Hi all,
Thanks in advance for any feedback.
As part of my dissertation I'm trying to scrape data from the web (been working on this for months). I have a couple issues:
-Each document I want to scrape has a document number. However, the numbers don't always go up in order. For example, one document number is 2022, but the next one is not necessarily 2023, it could be 2038, 2040, etc. I don't want to hand go through to get each document number. I have tried to wrap download.file in purrr::safely(), but once it hits a document that does not exist it stops.
-Second, I'm still fairly new to R, and am having a hard time setting up destfile for multiple documents.
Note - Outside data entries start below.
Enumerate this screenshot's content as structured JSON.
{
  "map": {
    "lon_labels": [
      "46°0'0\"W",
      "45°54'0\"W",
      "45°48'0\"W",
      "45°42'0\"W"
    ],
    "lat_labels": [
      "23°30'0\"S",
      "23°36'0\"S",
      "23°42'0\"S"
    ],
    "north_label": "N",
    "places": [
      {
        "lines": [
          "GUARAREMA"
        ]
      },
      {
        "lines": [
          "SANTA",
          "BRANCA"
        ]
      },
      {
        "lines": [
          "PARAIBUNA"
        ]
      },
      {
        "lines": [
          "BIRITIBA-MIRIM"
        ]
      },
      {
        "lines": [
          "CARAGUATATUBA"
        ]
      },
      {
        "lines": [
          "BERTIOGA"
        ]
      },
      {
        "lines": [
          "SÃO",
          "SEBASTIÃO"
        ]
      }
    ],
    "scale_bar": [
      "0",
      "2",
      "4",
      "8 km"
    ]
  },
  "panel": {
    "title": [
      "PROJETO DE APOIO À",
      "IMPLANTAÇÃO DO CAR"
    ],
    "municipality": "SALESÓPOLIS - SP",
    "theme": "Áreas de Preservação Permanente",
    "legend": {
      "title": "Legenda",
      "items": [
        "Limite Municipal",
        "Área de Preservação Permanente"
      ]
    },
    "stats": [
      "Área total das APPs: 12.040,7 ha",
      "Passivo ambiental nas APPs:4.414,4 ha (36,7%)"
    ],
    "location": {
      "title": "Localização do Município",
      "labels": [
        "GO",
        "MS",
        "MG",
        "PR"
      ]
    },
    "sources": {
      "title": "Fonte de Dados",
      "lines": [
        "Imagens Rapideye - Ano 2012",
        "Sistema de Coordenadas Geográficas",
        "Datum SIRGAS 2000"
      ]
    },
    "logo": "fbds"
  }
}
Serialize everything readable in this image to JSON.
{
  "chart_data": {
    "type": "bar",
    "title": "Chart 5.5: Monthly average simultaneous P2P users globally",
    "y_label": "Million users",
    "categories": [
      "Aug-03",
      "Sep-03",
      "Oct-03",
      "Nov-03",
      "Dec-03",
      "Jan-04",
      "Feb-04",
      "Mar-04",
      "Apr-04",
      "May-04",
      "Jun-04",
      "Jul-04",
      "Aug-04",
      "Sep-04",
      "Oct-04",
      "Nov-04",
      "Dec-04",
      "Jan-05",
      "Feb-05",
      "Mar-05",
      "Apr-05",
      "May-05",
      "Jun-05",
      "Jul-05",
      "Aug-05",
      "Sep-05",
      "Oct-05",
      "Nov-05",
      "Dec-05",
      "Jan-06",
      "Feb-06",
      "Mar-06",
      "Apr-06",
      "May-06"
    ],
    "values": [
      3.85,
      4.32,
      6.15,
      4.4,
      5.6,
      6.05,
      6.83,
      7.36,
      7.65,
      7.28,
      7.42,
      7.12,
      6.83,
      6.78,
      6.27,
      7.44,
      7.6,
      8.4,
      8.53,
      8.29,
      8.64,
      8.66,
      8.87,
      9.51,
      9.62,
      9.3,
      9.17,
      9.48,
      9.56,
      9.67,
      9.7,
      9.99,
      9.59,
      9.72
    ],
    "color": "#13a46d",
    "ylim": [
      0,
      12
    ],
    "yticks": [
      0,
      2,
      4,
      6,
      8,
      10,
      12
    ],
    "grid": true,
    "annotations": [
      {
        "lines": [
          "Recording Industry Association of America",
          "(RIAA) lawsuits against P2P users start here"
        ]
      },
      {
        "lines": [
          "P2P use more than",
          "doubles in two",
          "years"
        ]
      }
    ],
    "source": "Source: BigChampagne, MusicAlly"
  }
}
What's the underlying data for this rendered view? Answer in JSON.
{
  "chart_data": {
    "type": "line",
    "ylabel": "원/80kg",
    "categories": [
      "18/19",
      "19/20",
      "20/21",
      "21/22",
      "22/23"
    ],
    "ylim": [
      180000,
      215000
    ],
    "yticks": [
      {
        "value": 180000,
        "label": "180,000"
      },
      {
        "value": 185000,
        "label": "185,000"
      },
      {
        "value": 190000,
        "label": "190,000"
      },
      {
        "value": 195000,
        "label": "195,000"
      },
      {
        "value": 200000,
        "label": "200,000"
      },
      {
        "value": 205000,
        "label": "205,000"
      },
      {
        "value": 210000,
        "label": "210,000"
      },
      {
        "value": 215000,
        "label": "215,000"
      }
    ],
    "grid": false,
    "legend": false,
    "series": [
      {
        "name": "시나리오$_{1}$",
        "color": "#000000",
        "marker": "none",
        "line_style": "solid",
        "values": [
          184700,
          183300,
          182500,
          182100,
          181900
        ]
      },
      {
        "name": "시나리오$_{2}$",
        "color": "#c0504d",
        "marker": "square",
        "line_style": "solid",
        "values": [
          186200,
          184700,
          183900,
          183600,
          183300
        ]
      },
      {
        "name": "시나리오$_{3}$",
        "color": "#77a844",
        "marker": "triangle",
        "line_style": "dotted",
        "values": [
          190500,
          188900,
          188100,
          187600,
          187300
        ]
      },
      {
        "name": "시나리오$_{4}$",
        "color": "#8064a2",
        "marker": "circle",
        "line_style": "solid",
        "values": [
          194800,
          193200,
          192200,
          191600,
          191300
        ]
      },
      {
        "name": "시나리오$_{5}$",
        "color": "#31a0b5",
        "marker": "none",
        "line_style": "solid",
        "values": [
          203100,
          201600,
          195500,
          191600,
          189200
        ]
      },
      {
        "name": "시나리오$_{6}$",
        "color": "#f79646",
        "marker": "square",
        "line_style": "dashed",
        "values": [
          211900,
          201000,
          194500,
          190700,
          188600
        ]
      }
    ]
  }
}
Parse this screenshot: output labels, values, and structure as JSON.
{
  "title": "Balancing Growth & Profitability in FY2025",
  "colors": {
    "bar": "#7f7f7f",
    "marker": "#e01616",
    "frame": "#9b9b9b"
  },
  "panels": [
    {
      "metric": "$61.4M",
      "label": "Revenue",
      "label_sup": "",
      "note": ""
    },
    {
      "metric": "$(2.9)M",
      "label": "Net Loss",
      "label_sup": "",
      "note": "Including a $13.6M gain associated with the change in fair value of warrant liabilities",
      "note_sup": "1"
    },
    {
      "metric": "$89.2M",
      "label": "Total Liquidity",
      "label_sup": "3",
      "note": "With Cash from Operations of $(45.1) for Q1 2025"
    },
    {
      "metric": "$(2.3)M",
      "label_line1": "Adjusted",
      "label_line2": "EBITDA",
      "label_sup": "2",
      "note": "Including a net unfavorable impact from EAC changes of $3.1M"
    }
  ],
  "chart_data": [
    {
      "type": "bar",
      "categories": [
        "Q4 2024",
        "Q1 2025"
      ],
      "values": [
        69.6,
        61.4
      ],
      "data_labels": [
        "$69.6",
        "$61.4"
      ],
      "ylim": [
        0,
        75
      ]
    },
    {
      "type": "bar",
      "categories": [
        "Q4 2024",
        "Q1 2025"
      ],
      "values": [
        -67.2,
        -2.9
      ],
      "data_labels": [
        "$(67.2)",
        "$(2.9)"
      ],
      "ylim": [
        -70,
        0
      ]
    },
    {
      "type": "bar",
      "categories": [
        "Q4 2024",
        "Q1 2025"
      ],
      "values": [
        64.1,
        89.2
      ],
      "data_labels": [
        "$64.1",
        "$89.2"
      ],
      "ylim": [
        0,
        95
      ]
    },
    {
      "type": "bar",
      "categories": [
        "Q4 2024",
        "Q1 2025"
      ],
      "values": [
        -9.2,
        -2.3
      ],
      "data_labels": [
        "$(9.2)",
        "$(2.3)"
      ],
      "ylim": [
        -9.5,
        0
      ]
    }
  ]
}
Indexing the path for where to store downloaded data ends up with the first document stored in the named place, the next document as NA.
Here's the code I've been working on:
base.url <- "https://www.europarl.europa.eu/doceo/document/"
document.name.1 <- "P-9-2022-00"
document.extension <- "_EN.docx"
#document.number <- 2321
document.numbers <- c(2330:2333)
for (i in 1:length(document.numbers)) {
temp.doc.name <- paste0(base.url,
document.name.1,
document.numbers[i],
document.extension)
print(temp.doc.name)
safely <- purrr::safely(download.file(temp.doc.name,
destfile = "/Users/...[i]"))
}
Ultimately, I need to scrape about 120,000 documents from the site. Where is the best place to store the data? I'm thinking I might run the code for each of the 15 years I'm interested in separately, in order to (hopefully) keep it manageable.
Again, thanks for any feedback!
Kari W